Recent studies have found a close correlation between the distribution of localized fat and certain diseases affecting human health, such as diabetes and cardiovascular disease. The familial similarities in body fat distribution have also been further investigated. Sally et al. measured 173 pairs of identical twins and 118 pairs of dizygotic male twins, finding that the heritability of subscapular skinfold thickness was as high as 77%. Further research indicates that girls are generally more influenced by body type inheritance than boys.

(3) Genetics and Energy Intake

Energy and nutrient intake exhibits familial characteristics. Strong similarities are observed not only between spouses but also between parents and children. Several studies on twins have demonstrated this characteristic, which is more pronounced in monozygotic twins. Since monozygotic twins spend more time together and eat more often than dizygotic twins, the influence of shared environmental factors cannot be ruled out.

A study from the Quebec Family Research Institute shows that total energy intake across generations is almost unaffected by genetic factors, but heritability increases significantly when the intake ratios of carbohydrates, fats, and proteins are calculated separately. Assuming that the intake ratios of the three macronutrients are indicators of food choices, this result suggests that food choices are also regulated by genetic factors.

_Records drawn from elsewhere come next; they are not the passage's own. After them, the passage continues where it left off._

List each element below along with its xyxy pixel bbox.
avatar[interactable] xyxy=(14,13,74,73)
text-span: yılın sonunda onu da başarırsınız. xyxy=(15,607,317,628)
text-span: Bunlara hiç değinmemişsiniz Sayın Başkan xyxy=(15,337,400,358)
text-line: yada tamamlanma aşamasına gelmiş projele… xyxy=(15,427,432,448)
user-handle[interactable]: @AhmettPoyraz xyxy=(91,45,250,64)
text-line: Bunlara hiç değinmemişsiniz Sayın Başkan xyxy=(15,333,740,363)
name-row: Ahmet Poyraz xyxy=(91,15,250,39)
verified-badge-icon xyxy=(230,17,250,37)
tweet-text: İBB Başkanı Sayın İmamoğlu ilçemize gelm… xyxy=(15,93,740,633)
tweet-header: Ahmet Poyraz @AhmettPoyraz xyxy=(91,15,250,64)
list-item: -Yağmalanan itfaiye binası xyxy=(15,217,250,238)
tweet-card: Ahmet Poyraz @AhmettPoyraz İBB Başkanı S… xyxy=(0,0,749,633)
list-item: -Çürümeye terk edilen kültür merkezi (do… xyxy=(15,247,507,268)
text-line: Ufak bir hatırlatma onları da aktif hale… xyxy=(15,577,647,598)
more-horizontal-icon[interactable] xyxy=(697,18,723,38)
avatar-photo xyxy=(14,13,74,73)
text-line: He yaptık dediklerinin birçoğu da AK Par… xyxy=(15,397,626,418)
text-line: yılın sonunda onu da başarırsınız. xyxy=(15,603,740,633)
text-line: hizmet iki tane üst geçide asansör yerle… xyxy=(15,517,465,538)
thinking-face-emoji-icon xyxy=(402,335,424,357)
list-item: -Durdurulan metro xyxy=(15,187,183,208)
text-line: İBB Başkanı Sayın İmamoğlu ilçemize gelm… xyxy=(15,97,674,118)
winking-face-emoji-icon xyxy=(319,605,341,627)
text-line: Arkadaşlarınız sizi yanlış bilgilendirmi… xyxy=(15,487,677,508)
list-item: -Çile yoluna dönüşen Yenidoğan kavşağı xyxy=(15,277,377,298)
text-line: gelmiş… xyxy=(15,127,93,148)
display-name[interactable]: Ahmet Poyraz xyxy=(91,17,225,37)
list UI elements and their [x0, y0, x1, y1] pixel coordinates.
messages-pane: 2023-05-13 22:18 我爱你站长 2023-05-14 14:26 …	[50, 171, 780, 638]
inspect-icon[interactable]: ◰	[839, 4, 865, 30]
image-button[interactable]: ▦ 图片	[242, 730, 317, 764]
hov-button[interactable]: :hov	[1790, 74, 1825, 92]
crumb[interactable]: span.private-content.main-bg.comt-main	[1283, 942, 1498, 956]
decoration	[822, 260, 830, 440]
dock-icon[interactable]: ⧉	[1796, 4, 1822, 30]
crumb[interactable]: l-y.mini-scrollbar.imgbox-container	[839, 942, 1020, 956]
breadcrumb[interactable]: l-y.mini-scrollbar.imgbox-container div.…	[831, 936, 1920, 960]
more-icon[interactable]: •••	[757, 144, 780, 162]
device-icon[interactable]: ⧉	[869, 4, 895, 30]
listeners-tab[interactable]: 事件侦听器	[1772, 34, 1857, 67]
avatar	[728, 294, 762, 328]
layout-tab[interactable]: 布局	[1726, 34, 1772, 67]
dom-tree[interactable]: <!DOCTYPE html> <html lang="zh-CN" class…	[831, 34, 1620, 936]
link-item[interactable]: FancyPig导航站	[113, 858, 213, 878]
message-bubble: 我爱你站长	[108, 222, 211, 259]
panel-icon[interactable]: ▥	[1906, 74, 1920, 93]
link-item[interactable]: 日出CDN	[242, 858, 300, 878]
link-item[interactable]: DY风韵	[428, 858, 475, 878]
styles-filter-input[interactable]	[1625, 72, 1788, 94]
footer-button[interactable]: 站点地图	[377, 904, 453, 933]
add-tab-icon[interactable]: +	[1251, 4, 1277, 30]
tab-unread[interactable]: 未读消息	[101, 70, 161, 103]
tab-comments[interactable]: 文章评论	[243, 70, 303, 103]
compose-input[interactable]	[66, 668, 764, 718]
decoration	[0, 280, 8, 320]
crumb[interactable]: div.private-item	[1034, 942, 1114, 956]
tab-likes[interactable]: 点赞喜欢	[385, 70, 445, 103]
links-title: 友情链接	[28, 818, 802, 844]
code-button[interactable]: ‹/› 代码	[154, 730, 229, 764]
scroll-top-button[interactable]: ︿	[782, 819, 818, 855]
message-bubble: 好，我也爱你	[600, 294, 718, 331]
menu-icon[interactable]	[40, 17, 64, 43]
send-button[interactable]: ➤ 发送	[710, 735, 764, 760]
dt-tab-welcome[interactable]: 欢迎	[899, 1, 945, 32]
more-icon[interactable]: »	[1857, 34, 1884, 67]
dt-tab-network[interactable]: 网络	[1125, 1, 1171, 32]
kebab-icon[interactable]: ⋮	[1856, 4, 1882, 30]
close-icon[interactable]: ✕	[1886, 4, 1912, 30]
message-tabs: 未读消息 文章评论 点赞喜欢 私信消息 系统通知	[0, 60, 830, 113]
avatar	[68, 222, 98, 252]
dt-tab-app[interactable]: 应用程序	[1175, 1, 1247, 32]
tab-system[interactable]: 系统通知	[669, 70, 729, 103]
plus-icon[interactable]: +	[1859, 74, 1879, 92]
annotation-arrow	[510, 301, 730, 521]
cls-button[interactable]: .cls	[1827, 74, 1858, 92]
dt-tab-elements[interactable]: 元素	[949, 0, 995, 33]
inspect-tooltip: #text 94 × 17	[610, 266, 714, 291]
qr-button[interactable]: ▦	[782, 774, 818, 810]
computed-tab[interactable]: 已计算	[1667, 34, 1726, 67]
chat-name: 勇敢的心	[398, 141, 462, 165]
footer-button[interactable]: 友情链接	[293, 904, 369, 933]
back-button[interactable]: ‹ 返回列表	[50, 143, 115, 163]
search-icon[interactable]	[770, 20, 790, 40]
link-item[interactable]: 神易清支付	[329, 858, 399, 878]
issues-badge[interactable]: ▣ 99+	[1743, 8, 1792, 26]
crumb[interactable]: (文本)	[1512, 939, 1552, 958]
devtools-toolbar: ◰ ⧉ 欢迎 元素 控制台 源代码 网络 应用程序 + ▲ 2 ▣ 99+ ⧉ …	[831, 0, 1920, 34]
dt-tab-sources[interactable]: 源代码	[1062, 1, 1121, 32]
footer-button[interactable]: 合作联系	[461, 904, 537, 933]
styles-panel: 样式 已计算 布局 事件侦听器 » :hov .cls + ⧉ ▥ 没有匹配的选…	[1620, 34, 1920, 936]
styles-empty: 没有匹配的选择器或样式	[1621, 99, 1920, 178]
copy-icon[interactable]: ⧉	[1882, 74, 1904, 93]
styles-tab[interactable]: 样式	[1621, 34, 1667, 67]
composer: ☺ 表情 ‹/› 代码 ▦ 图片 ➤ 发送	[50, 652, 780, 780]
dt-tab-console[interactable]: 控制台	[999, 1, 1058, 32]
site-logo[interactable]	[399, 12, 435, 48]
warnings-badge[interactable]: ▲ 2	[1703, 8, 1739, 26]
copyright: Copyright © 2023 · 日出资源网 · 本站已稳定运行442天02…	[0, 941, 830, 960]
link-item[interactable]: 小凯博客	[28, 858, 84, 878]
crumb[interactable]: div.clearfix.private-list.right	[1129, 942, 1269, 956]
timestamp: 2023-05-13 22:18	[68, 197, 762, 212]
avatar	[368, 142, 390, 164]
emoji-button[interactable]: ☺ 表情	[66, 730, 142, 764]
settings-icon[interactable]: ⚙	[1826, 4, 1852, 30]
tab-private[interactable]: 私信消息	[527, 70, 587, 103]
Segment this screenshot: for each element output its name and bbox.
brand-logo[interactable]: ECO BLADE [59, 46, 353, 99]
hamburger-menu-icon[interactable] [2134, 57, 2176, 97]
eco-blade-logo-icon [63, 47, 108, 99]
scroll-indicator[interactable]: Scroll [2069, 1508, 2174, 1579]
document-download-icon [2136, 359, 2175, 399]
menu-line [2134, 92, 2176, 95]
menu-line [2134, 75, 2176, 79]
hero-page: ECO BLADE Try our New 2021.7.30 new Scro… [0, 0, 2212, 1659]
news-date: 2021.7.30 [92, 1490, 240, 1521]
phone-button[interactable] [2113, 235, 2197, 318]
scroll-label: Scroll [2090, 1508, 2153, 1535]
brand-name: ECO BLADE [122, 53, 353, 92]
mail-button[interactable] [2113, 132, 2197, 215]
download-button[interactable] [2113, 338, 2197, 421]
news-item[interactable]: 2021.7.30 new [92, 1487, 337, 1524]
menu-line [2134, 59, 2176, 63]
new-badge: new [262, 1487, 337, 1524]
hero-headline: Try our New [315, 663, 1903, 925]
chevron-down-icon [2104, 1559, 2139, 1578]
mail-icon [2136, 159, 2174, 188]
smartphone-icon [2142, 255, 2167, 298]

(4) Heredity and Energy Consumption

When calorie intake remains constant, reducing calorie expenditure leads to excess calorie expenditure, resulting in weight gain and even obesity. Therefore, individual differences in calorie expenditure are essential considerations when studying the genetic effects of obesity. Calorie expenditure factors are quite complex, including: basal or resting metabolic rate, the specific dynamic action of food, and calorie expenditure during physical exercise and other physical activities.